The Murder Book
style.”
    “Which is?”
    “Being treated like they’re important. If that doesn’t work, threaten to call the parents.”
    “And if that doesn’t work?”
    “That usually works. Gotta go, nice talking to you.”
    “I appreciate the time, Officer. Listen, if I came by and showed a photo around, would there be a chance anyone would recognize a face?”
    “Whose face?”
    “The vic’s.”
    “No way. Like I said, it was a swarm. After a while they all start to look alike.”
    “Rich kids?”
    “Any kids.”
     
     
    It was nearly 10 A.M. , and Schwinn still hadn’t shown up. Figuring sooner rather than later was the best time to spring Janie’s photo on Del Monte and his patrol buddies, Milo threw on his jacket and left the station.
    Del Monte had been decent enough to call and look where it got him.
    No good deed goes unpunished.
    It took nearly forty minutes to reach Bel Air. The patrol office was a white, tile-roofed bungalow tucked behind the west gate. Lots of architectural detail inside and out — Milo would’ve been happy to make it his house. He’d heard that the gates and the private-cop scrutiny had been instituted by Howard Hughes when he lived in Bel Air because the billionaire didn’t trust LAPD.
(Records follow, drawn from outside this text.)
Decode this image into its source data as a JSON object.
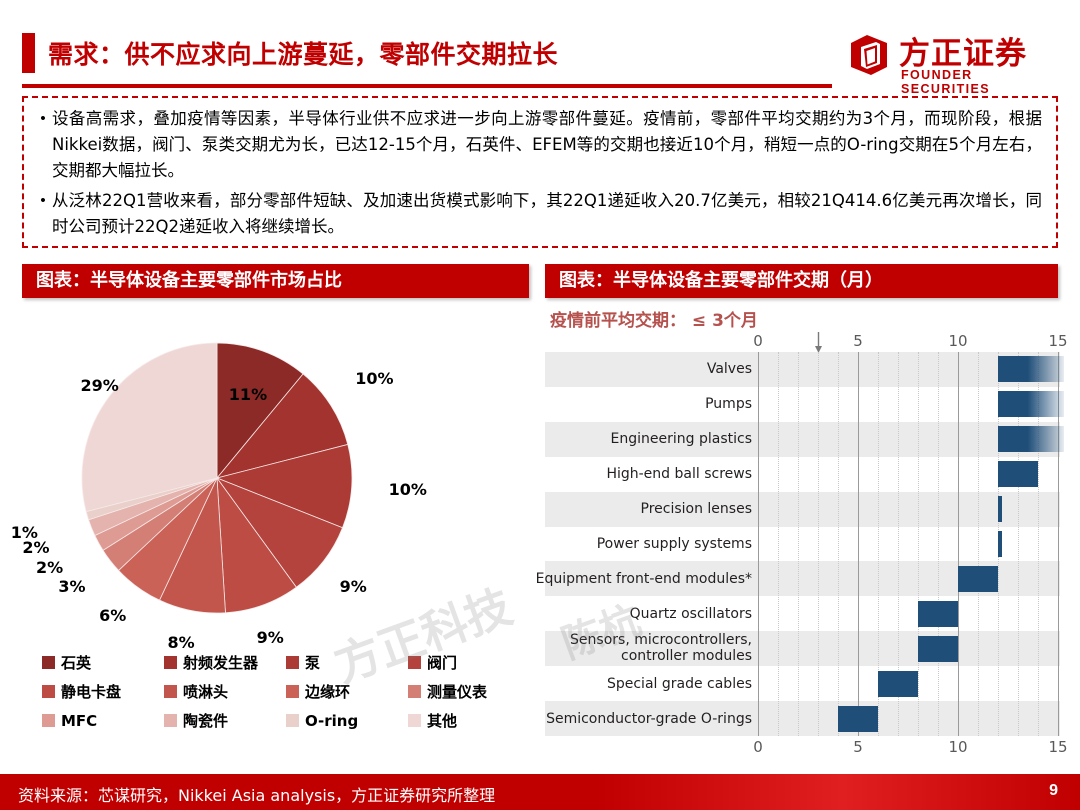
{
  "header": {
    "title": "需求：供不应求向上游蔓延，零部件交期拉长",
    "logo_cn": "方正证券",
    "logo_en": "FOUNDER SECURITIES"
  },
  "body": {
    "bullet_marker": "•",
    "bullets": [
      "设备高需求，叠加疫情等因素，半导体行业供不应求进一步向上游零部件蔓延。疫情前，零部件平均交期约为3个月，而现阶段，根据Nikkei数据，阀门、泵类交期尤为长，已达12-15个月，石英件、EFEM等的交期也接近10个月，稍短一点的O-ring交期在5个月左右，交期都大幅拉长。",
      "从泛林22Q1营收来看，部分零部件短缺、及加速出货模式影响下，其22Q1递延收入20.7亿美元，相较21Q414.6亿美元再次增长，同时公司预计22Q2递延收入将继续增长。"
    ]
  },
  "pie_panel": {
    "title": "图表：半导体设备主要零部件市场占比"
  },
  "bar_panel": {
    "title": "图表：半导体设备主要零部件交期（月）",
    "subtitle": "疫情前平均交期： ≤ 3个月"
  },
  "watermarks": [
    "方正科技",
    "陈杭",
    "科技"
  ],
  "footer": {
    "source": "资料来源：芯谋研究，Nikkei Asia analysis，方正证券研究所整理",
    "page": "9"
  },
  "chart_data": [
    {
      "type": "pie",
      "title": "图表：半导体设备主要零部件市场占比",
      "legend_position": "bottom",
      "categories": [
        "石英",
        "射频发生器",
        "泵",
        "阀门",
        "静电卡盘",
        "喷淋头",
        "边缘环",
        "测量仪表",
        "MFC",
        "陶瓷件",
        "O-ring",
        "其他"
      ],
      "values": [
        11,
        10,
        10,
        9,
        9,
        8,
        6,
        3,
        2,
        2,
        1,
        29
      ],
      "data_labels": [
        "11%",
        "10%",
        "10%",
        "9%",
        "9%",
        "8%",
        "6%",
        "3%",
        "2%",
        "2%",
        "1%",
        "29%"
      ],
      "colors": [
        "#8c2a28",
        "#a3332f",
        "#ac3a35",
        "#b4433d",
        "#bc4c44",
        "#c3564c",
        "#cb6258",
        "#d47f76",
        "#dd9b94",
        "#e4b3ad",
        "#ead0cb",
        "#eed7d4"
      ],
      "unit": "%"
    },
    {
      "type": "bar",
      "subtype": "range-bar",
      "title": "图表：半导体设备主要零部件交期（月）",
      "annotation": "疫情前平均交期： ≤ 3个月",
      "annotation_marker_value": 3,
      "xlabel": "",
      "ylabel": "",
      "xlim": [
        0,
        15
      ],
      "xticks": [
        0,
        5,
        10,
        15
      ],
      "xtick_labels": [
        "0",
        "5",
        "10",
        "15"
      ],
      "minor_gridlines": [
        1,
        2,
        3,
        4,
        6,
        7,
        8,
        9,
        11,
        12,
        13,
        14
      ],
      "grid": true,
      "bar_color": "#1f4e79",
      "categories": [
        "Valves",
        "Pumps",
        "Engineering plastics",
        "High-end ball screws",
        "Precision lenses",
        "Power supply systems",
        "Equipment front-end modules*",
        "Quartz oscillators",
        "Sensors, microcontrollers, controller modules",
        "Special grade cables",
        "Semiconductor-grade O-rings"
      ],
      "ranges": [
        {
          "label": "Valves",
          "start": 12,
          "end": 15,
          "open_ended": true
        },
        {
          "label": "Pumps",
          "start": 12,
          "end": 15,
          "open_ended": true
        },
        {
          "label": "Engineering plastics",
          "start": 12,
          "end": 15,
          "open_ended": true
        },
        {
          "label": "High-end ball screws",
          "start": 12,
          "end": 14,
          "open_ended": false
        },
        {
          "label": "Precision lenses",
          "start": 12,
          "end": 12.2,
          "open_ended": false
        },
        {
          "label": "Power supply systems",
          "start": 12,
          "end": 12.2,
          "open_ended": false
        },
        {
          "label": "Equipment front-end modules*",
          "start": 10,
          "end": 12,
          "open_ended": false
        },
        {
          "label": "Quartz oscillators",
          "start": 8,
          "end": 10,
          "open_ended": false
        },
        {
          "label": "Sensors, microcontrollers, controller modules",
          "start": 8,
          "end": 10,
          "open_ended": false
        },
        {
          "label": "Special grade cables",
          "start": 6,
          "end": 8,
          "open_ended": false
        },
        {
          "label": "Semiconductor-grade O-rings",
          "start": 4,
          "end": 6,
          "open_ended": false
        }
      ]
    }
  ]
}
    The rich taking care of their own. Just like the party on Stone Canyon: ticked-off neighbors, but everything kept private, no nuisance call had reached the West L.A. station.
    Del Monte was at the front desk, and when Milo came in, his dark, round face turned sour. Milo apologized and whipped out a crime-scene snap he’d taken from the pile Schwinn had left in his desk. The least horrifying of the collection — side view of Janie’s face, just the hint of ligature ring around the neck. Del Monte’s response was a cursory head flick. Two other guards were drinking coffee, and they gave the picture more careful study, then shook their heads. Milo would have liked to show Melinda Waters’s photo, but Schwinn had pocketed it.
    He left the patrol office and drove to the party house on Stone Canyon Drive. Huge, redbrick, three-story, six-column Colonial. Black double doors, black shutters, mullioned windows, multiple gables. Milo’s guess was twenty, twenty-five rooms.
    The Cossack family had moved to something more generous.
    A huge dry lawn and flaking paint on some of the shutters said the maintenance schedule had slackened since the house had emptied. Shredded hedges and scraps of paper confettiing the brick walkway were the only evidence of revelry gone too far. Milo parked, got out, picked up one of the shreds, hoping for some writing, but it was soft and absorbent and blank — heavy-duty paper towel. The gate to the backyard was bolted and opaque. He peered over, saw a big blue egg of a pool, rolling greenery, lots of brick patio, blue jays pecking. Behind one of the hedges, the glint of glass — cans and bottles.
    The nearest neighbor was to the south, well separated from the colonial by the broad lawns of both houses. A much smaller, meticulously maintained one-story ranch emblazoned with flower beds and fronted by dwarf junipers trimmed Japanese-style. The northern border of the Cossack property was marked by a ten-foot stone wall that went on for a good thousand feet up Stone Canyon. Probably some multiacre estate, a humongous chateau pushed back too far from the street to be visible.
    Milo walked across the dry lawn and the colonial’s empty driveway, up to the ranch house’s front door. Teak door, with a shiny brass knocker shaped like a swan. Off to the right a small cement Shinto shrine presided over a tiny, babbling stream.
    A very tall woman in her late sixties answered his ring. Stout and regal with puffy, rouged cheeks, she wore her silver hair tied back in a bun so tight it looked painful, had sheathed her impressive frame in a cream kimono hand-painted with herons and butterflies. In one liver-spotted hand was an ivory-handled brush with pointed bristles tipped with black ink.